Charge the battery, test the voltage -- you want over 12.4 volts for a good battery fully charged.
Bike is in neutral, on the side stand.
Switch is off for now.
Take jumper cables from a 12 volt car battery and ground the negative jumper cable clamp to the bike's frame on a plated piece of metal like the sidestand, pull back the rubber boot from the starter motor large red junction block and put a piece of metal that you don't mind getting scarred up into the jaws of the positive jumper cable clamp and just touch the exposed positive cable junction on the starter motor itself with the positive contact piece of metal.
Expect some sparks, some heat and some snap sounds -- DC carries some energy and the starter motor draws some decent power.
If the starter motor even tries to run, stop at once. Starter is likely not the issue.
Follow the big cable from the starter block you just jumped to back to the starter solenoid. Make sure connections are clean and not corroded. Check the large connection on the other side and trace the big cable back to the battery -- once again clean, no corrosion, nice and tight.
I generally make up a nice long fairly substantial red lead with an alligator clip on it to use for troubleshooting bike electrics. Put the clip on the positive on the battery and touch the exposed bare wire on the other end to the red small lead going to the solenoid, energizing it briefly as if it had just gotten a "go" signal from the starter switch.
If the solenoid clicks and the starter motor tries to run stop at once -- the solenoid is likely not the problem.

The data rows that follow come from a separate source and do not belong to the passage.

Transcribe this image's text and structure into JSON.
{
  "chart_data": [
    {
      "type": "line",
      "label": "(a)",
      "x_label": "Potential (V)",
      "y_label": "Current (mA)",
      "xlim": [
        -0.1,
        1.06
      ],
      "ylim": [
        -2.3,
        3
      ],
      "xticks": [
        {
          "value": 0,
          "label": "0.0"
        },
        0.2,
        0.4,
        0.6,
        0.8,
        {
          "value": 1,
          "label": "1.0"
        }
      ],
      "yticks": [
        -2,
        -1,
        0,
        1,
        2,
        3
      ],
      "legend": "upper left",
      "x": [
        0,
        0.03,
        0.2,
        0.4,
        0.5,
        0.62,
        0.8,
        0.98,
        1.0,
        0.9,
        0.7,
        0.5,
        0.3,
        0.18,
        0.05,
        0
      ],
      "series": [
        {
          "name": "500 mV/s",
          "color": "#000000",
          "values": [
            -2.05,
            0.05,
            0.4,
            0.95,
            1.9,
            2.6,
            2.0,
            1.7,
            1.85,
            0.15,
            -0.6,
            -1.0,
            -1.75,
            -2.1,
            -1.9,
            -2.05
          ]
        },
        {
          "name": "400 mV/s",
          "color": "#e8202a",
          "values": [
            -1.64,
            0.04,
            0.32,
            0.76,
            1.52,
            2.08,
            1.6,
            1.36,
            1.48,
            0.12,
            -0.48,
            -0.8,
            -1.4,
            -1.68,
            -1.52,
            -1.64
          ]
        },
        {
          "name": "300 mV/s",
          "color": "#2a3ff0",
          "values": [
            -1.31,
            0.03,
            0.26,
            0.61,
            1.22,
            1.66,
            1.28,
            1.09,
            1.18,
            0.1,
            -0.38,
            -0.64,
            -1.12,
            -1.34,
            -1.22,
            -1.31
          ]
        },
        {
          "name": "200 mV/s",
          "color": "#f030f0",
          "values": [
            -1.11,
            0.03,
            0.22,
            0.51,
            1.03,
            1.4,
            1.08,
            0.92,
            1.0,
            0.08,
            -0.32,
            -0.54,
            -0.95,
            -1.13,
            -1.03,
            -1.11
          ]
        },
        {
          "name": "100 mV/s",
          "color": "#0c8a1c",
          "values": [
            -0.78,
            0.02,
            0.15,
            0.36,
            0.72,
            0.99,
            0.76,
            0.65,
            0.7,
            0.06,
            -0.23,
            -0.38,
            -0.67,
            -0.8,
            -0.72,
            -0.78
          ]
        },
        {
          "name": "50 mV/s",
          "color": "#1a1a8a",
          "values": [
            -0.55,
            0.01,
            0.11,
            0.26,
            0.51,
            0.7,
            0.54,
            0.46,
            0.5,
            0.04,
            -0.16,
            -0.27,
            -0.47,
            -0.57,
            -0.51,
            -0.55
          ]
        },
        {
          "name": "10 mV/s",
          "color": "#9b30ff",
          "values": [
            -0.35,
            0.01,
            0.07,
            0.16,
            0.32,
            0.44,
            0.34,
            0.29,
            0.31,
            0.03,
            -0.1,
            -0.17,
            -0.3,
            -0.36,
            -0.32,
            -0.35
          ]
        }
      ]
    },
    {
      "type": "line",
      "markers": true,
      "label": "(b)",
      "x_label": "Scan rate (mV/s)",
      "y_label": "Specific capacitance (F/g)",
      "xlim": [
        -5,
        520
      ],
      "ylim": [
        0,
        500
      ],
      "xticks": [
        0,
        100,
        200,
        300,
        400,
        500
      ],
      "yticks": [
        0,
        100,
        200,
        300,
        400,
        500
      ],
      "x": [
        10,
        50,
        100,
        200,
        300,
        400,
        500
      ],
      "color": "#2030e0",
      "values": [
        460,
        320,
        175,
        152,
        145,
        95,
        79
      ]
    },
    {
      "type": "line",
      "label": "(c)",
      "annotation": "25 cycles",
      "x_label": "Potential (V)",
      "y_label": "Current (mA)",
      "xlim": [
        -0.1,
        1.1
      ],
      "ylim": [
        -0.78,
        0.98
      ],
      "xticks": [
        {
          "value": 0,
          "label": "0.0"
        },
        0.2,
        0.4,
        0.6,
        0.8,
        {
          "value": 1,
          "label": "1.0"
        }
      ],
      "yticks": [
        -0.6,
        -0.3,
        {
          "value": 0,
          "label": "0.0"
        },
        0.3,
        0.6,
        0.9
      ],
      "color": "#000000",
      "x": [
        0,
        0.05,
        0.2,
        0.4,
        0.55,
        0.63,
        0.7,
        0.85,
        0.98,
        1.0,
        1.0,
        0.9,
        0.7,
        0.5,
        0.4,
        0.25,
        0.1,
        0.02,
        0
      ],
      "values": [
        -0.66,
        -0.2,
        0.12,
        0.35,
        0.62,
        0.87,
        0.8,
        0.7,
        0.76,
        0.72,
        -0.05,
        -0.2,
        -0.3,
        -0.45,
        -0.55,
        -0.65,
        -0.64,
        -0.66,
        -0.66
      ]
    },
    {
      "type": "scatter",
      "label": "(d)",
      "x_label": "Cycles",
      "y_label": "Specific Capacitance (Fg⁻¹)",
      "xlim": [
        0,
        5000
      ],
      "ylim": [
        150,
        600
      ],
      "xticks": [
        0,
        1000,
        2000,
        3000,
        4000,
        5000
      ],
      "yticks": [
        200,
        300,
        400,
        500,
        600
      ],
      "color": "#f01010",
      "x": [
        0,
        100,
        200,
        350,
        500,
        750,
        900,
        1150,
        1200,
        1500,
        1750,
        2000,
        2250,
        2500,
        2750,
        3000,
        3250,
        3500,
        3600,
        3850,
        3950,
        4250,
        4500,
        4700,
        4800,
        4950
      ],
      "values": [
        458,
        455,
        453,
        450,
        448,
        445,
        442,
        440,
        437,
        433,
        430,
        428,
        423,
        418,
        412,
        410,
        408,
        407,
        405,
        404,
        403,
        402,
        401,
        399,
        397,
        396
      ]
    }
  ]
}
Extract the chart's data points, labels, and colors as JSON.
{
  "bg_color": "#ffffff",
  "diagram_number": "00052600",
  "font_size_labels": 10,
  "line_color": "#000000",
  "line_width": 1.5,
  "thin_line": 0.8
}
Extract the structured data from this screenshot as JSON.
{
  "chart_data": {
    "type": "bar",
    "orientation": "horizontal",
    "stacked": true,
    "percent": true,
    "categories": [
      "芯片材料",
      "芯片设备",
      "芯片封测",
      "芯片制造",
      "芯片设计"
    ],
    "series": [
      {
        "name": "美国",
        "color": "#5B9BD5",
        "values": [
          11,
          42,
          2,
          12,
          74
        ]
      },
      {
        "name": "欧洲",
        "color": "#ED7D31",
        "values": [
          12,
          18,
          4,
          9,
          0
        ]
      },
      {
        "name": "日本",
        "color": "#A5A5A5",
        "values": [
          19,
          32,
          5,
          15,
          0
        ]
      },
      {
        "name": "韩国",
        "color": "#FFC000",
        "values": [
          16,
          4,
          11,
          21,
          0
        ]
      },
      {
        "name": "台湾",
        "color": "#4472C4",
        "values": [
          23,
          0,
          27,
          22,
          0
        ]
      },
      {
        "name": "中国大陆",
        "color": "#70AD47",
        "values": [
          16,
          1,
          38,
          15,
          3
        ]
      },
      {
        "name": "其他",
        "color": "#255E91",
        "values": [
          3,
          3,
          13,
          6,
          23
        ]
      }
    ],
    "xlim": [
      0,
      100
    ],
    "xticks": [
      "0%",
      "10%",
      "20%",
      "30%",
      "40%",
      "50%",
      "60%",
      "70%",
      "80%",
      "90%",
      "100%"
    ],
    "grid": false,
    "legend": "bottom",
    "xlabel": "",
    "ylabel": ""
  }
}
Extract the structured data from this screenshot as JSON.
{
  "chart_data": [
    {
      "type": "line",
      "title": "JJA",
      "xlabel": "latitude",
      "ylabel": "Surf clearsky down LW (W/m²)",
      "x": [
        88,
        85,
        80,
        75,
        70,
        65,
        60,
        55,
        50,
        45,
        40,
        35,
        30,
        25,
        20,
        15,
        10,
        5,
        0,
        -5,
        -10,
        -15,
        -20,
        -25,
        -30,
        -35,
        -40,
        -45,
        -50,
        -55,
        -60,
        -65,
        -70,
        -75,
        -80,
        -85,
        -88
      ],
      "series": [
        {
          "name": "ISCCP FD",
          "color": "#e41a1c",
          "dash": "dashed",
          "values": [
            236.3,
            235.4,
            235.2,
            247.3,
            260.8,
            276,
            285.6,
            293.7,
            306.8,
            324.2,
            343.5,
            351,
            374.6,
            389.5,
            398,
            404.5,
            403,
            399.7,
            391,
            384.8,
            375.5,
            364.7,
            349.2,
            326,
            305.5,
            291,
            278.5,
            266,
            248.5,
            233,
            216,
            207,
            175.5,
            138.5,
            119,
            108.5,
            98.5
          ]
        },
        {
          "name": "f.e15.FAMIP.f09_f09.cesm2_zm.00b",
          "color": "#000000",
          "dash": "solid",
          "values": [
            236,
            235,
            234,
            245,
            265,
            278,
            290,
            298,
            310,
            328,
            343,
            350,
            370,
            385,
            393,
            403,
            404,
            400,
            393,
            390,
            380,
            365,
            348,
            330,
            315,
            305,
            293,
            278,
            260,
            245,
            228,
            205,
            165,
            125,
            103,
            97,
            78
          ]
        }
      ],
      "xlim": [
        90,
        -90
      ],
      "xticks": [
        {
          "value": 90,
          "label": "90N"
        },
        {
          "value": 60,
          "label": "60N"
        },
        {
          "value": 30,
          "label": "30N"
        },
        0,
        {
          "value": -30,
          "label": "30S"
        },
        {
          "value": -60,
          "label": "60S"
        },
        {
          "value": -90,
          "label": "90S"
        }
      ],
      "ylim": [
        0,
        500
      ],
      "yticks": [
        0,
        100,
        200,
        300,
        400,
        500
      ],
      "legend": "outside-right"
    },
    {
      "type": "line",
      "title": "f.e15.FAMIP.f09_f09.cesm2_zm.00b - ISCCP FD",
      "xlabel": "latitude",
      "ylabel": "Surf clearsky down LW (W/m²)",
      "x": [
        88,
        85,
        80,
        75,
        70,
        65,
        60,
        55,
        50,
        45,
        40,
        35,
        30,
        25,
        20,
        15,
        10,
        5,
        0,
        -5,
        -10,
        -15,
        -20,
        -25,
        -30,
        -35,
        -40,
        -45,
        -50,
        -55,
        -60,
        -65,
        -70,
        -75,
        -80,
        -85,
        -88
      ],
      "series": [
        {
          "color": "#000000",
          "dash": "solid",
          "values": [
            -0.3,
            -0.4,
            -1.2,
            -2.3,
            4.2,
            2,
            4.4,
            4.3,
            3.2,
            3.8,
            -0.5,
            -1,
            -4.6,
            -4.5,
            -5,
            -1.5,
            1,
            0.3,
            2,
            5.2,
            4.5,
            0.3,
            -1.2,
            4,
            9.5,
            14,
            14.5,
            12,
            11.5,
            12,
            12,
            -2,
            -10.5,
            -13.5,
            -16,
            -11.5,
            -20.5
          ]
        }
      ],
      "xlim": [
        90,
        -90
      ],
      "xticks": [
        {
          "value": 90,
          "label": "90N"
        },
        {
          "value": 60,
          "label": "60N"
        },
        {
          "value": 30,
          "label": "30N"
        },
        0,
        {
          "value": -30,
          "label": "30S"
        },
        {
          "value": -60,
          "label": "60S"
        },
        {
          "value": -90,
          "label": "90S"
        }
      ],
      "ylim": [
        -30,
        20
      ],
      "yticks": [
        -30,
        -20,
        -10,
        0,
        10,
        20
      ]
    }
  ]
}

Now you are off into the electrics and the various safety switches and the handlebar housings and the starter switch up on the handle bars and the kill switch and all the rest of the convoluted wire runs and other crap that you will now have to deal with.
We have some electrical engineer types here on the list who are better troubleshooting that mare's nest than I am -- they can take over now.
If you don't own a volt ohm meter -- sing out now. You will be helpless without one.